Senate president Aquilino “Koko” Pimentel III issued this statement Monday after the Upper Chamber’s majority bloc moved for the investigation of the recent escalation of the police’s drug-related killings in Bulacan and Metro Manila, including the death of Grade 11 student Kian Loyd Delos Santos.
“Dapat kasi naman wala namang namamatay in the ordinary course of events kasi una sa lahat, wala naman tayong death penalty. At kung may death penalty, hindi naman ganyan ang pag-implement ng death penalty,” Pimentel said during an interview with dzMM radio.
[There should be no one dying in the ordinary course of events because in the first place, we don’t have a death penalty. And if there’s death penalty, that’s not the way to implement it.]
While acknowledging that there is of course a law on self-defense — the reason often cited by the police on why the number of drug deaths escalates — Pimentel said the Senate majority bloc, during a caucus Sunday night, decided to validate via a legislative inquiry whether the spike in the killings was really because of “nanlaban” incidents.
“So titingnan po natin ito. Ano ba ang mechanics nitong Oplan Double Barrel Reloaded?…Klaro ba sa pulis kailan sila dapat gagamit ng baril nila o when they are allowed to…employ force? Tatanungin po natin lahat ito,” he said.

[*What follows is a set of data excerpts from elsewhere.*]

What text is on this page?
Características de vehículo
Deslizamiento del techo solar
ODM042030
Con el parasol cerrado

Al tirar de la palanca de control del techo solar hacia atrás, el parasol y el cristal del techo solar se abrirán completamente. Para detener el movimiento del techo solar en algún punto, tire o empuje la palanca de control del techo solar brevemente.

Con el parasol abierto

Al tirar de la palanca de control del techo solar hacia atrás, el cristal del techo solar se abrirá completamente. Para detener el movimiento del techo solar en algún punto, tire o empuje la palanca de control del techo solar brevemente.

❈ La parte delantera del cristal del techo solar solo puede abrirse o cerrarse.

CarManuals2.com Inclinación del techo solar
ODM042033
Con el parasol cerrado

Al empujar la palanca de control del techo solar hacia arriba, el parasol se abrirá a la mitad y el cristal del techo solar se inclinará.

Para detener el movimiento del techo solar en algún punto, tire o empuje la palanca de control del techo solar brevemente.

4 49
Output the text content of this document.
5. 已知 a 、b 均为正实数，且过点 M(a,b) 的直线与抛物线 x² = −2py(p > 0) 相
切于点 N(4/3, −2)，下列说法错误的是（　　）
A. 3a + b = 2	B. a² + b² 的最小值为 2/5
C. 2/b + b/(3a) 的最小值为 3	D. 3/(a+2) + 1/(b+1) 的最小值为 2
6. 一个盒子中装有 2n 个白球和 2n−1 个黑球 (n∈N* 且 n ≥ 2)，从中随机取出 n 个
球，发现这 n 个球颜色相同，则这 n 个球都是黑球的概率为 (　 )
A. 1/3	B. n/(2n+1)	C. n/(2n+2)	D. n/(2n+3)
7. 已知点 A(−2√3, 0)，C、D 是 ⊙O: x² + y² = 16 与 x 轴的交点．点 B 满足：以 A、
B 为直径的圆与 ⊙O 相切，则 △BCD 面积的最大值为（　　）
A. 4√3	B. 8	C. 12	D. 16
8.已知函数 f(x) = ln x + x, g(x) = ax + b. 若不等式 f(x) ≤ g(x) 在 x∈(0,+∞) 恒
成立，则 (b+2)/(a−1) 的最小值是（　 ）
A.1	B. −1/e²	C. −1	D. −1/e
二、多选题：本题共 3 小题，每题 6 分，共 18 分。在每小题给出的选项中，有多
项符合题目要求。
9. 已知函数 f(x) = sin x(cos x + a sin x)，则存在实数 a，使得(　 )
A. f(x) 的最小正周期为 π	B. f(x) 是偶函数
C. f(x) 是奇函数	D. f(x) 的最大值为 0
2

[So we will look into this. What are the mechanics of this Oplan Double Barrel Reloaded?…Is it clear among policemen when they should use their guns or when they are allowed to employ force? We will ask all of these.]
The Senate Committee on Public Order chaired by Sen. Panfilo Lacson was requested by the majority bloc to lead the investigation into the drug killings, according to Pimentel.
“Ang mangyayari po sa resolusyon, ang first reading n’yan will be referred to the public order (committee) chaired by Senator Lacson and s’ya na mag-schedule sa hearing n’ya,” said the Senate president.
[What will happen to the resolution is that its first reading will be referred to the Senate Public Order Committee chaired by Sen. Lacson and he will be the one to schedule the hearing.]